Le dieu oiseau – Aurélie Wellenstein

Le dieu oiseau est un livre prenant qui, malgré sa thématique classique, m’a tenue en haleine tout du long.

Une île. Dix clans. Tous les dix ans, une compétition détermine quel clan va dominer l’île pour la décennie à venir. Les perdants subiront la tradition du  » banquet  » : une journée d’orgie où les vainqueurs peuvent disposer de leurs adversaires. Il y a dix ans, Faolan, fils d’un chef du clan déchu, a assisté au massacre de sa famille. Sauvé par le fils du chef victorieux, Torok, il est depuis lors son esclave et doit subir ses fantaisies perverses. Enfin la nouvelle compétition est sur le point de commencer. L’occasion tant attendue par Faolan pour prendre sa revanche. Aura-t-elle le goût du sang ? 

Le dieu oiseau reprend une thématique devenue aujourd’hui assez classique : dans un huis-clos sauvage où seule domine la loi du plus fort, des champions s’affrontent pour la gloire de leur clan. Malgré ce point de départ peu original, Aurélie Wellenstein parvient à renouveler notre intérêt et nous emporte dans une histoire captivante.
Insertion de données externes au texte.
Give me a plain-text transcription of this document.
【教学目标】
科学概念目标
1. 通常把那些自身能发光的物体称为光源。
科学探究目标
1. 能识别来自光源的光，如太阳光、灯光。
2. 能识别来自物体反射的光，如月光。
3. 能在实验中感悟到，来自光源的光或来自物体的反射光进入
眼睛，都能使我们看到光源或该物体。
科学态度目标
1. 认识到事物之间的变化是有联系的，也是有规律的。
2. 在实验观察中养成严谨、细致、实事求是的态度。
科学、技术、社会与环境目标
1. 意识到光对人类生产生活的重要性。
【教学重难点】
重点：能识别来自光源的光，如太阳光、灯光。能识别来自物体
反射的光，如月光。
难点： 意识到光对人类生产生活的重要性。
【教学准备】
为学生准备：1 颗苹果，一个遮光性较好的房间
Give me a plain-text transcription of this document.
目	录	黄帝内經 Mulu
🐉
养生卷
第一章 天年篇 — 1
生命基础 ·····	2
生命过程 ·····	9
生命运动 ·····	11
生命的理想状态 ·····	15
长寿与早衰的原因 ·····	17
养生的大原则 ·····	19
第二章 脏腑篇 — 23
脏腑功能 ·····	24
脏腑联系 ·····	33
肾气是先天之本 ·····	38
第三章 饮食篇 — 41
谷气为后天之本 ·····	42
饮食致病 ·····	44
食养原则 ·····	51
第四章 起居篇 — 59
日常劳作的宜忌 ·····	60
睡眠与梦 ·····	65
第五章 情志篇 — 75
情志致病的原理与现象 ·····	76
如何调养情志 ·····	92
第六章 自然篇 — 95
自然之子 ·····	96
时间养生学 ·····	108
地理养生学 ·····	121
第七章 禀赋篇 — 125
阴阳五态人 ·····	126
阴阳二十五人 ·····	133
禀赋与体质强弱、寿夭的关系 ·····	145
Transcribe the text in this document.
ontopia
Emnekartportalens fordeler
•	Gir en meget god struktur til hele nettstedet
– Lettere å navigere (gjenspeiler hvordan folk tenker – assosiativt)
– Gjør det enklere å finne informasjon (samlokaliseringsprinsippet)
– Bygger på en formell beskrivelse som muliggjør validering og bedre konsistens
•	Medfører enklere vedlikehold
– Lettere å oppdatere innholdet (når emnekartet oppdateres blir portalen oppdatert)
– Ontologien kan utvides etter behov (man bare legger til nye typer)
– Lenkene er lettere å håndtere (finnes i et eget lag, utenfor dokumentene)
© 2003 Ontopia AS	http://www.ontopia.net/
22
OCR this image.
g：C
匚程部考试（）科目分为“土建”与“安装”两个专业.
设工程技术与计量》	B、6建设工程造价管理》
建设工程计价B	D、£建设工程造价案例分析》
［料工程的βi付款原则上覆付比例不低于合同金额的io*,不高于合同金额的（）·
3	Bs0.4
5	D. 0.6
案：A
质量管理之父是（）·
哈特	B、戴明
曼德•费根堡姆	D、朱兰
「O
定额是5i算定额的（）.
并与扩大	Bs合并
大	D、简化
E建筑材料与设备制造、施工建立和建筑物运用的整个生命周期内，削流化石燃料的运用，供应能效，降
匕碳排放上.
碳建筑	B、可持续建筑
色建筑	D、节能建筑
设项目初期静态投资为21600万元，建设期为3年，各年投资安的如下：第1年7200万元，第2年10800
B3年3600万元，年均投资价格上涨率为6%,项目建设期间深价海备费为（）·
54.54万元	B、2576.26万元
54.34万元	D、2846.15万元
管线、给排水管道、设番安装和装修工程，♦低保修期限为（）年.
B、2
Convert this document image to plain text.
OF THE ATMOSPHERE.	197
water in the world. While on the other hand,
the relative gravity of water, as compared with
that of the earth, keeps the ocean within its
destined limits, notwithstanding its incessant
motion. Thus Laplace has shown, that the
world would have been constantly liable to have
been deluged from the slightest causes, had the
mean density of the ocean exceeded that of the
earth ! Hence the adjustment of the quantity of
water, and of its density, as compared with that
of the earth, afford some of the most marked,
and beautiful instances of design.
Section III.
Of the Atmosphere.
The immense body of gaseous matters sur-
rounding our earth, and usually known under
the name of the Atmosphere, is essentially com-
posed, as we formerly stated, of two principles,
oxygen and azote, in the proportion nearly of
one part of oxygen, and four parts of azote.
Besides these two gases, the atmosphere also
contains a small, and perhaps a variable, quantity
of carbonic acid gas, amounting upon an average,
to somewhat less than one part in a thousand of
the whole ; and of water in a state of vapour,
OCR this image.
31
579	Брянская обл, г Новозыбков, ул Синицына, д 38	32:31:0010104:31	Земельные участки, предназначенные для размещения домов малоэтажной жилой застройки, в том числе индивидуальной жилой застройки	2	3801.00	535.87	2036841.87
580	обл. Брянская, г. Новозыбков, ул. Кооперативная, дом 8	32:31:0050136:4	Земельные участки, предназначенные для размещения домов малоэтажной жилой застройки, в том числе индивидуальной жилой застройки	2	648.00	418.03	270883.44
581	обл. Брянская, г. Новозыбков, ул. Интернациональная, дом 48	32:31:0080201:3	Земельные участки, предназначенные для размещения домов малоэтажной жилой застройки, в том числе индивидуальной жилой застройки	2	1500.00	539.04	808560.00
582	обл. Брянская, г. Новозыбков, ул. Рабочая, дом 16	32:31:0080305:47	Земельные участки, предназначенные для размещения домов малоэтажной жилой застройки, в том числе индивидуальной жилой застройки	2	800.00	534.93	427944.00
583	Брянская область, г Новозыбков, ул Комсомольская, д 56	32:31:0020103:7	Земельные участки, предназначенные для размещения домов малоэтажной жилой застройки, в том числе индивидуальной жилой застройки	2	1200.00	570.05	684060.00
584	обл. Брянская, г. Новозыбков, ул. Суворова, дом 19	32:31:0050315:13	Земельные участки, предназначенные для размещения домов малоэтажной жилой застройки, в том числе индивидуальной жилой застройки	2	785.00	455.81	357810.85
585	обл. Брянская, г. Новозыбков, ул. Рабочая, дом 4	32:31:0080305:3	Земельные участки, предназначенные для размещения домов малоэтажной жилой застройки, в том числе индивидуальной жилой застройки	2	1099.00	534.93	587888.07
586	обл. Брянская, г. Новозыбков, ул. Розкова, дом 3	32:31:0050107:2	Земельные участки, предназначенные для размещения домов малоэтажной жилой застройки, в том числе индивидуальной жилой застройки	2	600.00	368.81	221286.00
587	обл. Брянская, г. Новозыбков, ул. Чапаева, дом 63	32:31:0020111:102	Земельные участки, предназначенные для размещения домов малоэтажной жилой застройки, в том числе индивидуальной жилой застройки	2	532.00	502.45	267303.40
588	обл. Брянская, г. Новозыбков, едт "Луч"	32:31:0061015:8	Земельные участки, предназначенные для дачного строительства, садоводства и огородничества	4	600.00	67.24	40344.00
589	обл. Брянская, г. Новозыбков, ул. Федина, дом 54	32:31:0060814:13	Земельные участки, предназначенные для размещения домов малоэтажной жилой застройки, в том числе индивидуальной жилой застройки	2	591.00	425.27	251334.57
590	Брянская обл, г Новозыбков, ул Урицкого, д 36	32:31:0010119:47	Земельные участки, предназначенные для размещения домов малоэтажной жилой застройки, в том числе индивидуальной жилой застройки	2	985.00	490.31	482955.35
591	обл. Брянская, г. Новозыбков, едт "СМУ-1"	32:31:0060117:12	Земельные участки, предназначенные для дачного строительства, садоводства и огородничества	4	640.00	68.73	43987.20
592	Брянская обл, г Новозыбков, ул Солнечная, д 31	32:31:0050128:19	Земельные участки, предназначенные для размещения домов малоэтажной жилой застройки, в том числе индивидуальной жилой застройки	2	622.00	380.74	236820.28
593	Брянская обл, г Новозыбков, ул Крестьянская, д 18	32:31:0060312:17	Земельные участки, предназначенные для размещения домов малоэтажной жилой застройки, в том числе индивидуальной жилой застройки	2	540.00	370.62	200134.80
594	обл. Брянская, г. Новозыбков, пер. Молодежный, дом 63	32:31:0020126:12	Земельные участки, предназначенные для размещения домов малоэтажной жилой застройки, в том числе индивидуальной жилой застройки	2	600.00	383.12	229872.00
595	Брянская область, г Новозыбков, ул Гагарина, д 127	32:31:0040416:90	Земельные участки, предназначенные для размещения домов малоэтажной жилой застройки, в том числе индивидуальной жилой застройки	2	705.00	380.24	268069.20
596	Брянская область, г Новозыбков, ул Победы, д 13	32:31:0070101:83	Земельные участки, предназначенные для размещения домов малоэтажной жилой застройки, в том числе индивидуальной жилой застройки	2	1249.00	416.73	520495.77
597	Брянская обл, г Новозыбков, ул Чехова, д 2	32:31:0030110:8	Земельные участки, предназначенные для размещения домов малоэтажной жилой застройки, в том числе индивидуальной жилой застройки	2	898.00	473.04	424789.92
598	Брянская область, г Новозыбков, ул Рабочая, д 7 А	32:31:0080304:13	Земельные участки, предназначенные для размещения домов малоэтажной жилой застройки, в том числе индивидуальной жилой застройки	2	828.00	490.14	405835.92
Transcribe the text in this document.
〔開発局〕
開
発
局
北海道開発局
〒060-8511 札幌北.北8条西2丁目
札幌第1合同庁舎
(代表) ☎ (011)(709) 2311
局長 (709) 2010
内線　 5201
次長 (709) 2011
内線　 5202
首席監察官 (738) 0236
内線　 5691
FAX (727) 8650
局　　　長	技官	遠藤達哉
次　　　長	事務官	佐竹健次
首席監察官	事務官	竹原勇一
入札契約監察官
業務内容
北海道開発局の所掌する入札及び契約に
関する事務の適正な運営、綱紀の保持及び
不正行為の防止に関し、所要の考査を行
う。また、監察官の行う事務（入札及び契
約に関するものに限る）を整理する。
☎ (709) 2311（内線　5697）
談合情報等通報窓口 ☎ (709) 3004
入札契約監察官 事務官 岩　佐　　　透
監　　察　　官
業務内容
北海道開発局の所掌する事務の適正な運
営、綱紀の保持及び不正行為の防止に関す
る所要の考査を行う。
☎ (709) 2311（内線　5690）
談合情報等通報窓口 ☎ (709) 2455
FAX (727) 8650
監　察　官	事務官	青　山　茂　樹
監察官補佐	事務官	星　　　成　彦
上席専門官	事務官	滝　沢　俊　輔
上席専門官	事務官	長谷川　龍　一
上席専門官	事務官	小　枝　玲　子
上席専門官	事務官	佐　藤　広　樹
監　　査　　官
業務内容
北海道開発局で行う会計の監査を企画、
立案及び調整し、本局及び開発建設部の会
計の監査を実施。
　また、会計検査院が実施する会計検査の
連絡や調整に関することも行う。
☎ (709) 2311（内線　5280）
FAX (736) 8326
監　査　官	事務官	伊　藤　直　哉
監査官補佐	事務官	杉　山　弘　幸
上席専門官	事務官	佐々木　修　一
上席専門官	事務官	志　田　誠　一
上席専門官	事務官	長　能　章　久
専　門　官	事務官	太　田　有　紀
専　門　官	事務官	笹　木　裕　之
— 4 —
Très rapidement, le lecteur entre dans le vif du sujet : il devient alors difficile de lâcher le roman. Portées par un style accessible et cohérent avec l’ensemble, les aventures s’enchaînent les unes après les autres sans nous laisser aucun répit. J’ai parfois un peu renâclé face au temps pris par l’auteure pour décrire une action dont le dénouement est crucial, mais cela ne fait que renforcer le suspense de l’ensemble.

Le dieu oiseau plante son décor dans un cadre aussi paradisiaque qu’infernal. L’île où se déroule l’épreuve est luxuriante et dangereuse, elle déploie ses mystères au fur et à mesure du récit. Il y plane une atmosphère inquiétante : la nature et les bêtes sont très présentes, mais l’ambiance qui règne est sombre, cruelle et sans merci ; elle pousse à s’interroger sur la frontière entre la réalité et la folie engendrée chez ceux qui s’y aventurent. J’ai adoré parcourir les sentiers de cette île, découvrir ses cités perdues et ses montres chimériques.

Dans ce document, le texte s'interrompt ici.